Diante da gravidade dos acontecimentos que cercam o Supremo Tribunal Federal, Migalhas publica, excepcionalmente, o editorial abaixo.
Não para tomar partido entre ministros, mas para defender aquilo que deve estar acima de todos eles: a própria instituição.
Basta!
Basta.
Há horas em que uma instituição precisa lembrar que é uma instituição.
O que se vê nesta sexta-feira no Supremo já ultrapassa os limites da divergência jurídica. Ministros requerem providências à Presidência, contestam colegas, pedem acesso a documentos, reunião de processos, mudança de pauta, adiamento de sessão. Ofícios cruzam a Praça dos Três Poderes como petições de advogados às vésperas de uma audiência.
Basta.
O Supremo Tribunal Federal não é um condomínio de gabinetes soberanos, muito menos uma banca de advocacia em que cada sócio apresenta sua peça para defender a própria posição. Ministro não pode advogar a própria causa. E a maior Corte do país não pode administrar uma crise dessa dimensão como um litígio entre partes hostis.
A história do Supremo conhece tempos muito mais sombrios. No Estado Novo, tentaram submetê-lo ao Executivo. Em 1969, três ministros foram arrancados da Corte pela força do regime. Eram agressões vindas de fora. Seria uma amarga ironia que, em plena democracia, a autoridade do Tribunal começasse a se desfazer por dentro.
Hamilton ensinava que o Judiciário não dispõe nem da espada nem do cofre. Sua força está na autoridade de seus julgamentos. E autoridade é uma forma delicadíssima de confiança.

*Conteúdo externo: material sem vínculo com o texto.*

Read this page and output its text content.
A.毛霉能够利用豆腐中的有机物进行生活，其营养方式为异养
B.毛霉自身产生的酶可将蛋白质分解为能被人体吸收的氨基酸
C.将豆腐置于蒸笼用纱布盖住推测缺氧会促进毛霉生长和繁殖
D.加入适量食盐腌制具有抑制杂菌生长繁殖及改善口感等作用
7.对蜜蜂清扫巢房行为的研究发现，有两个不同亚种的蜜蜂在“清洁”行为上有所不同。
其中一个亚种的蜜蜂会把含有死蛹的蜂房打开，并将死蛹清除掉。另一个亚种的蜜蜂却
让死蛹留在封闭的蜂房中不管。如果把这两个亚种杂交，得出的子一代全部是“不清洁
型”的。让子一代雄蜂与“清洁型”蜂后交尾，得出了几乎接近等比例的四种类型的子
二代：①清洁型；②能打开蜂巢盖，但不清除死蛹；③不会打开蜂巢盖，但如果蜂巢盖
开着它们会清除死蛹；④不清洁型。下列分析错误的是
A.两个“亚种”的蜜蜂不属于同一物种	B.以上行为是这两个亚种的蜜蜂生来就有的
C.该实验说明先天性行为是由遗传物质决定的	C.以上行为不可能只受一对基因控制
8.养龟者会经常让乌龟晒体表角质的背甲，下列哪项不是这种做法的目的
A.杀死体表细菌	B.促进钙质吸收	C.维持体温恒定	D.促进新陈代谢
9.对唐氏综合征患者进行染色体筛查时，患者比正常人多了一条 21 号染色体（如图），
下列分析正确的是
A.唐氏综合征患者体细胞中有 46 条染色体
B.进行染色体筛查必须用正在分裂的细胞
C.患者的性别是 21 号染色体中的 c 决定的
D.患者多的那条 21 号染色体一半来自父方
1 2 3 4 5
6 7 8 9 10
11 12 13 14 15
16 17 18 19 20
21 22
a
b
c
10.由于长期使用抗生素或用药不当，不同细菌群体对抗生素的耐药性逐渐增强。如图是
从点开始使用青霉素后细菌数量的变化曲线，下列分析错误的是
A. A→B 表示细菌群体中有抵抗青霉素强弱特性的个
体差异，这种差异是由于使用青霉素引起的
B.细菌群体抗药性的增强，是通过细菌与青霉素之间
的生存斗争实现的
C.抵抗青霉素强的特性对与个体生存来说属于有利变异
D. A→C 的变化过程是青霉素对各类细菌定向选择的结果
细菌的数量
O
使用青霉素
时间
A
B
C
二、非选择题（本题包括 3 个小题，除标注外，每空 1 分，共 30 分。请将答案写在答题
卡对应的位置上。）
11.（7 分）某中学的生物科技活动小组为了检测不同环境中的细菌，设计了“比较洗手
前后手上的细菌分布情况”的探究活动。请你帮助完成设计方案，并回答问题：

Serenidade, agora, não significa tibieza. Exige firmeza.
Nada deve ser abafado. O que tiver de ser investigado, que o seja. Mas transparência não pode virar munição; sigilo não pode servir de escudo; pauta não pode ser arma; processo não pode ser revanche; e o Plenário não pode transformar-se em arena.
É hora de interromper a barafunda.
Basta de decisões que se atropelam. Basta de ofícios cruzados. Basta de ministros litigando publicamente uns contra os outros.
O Supremo precisa voltar a ser Supremo.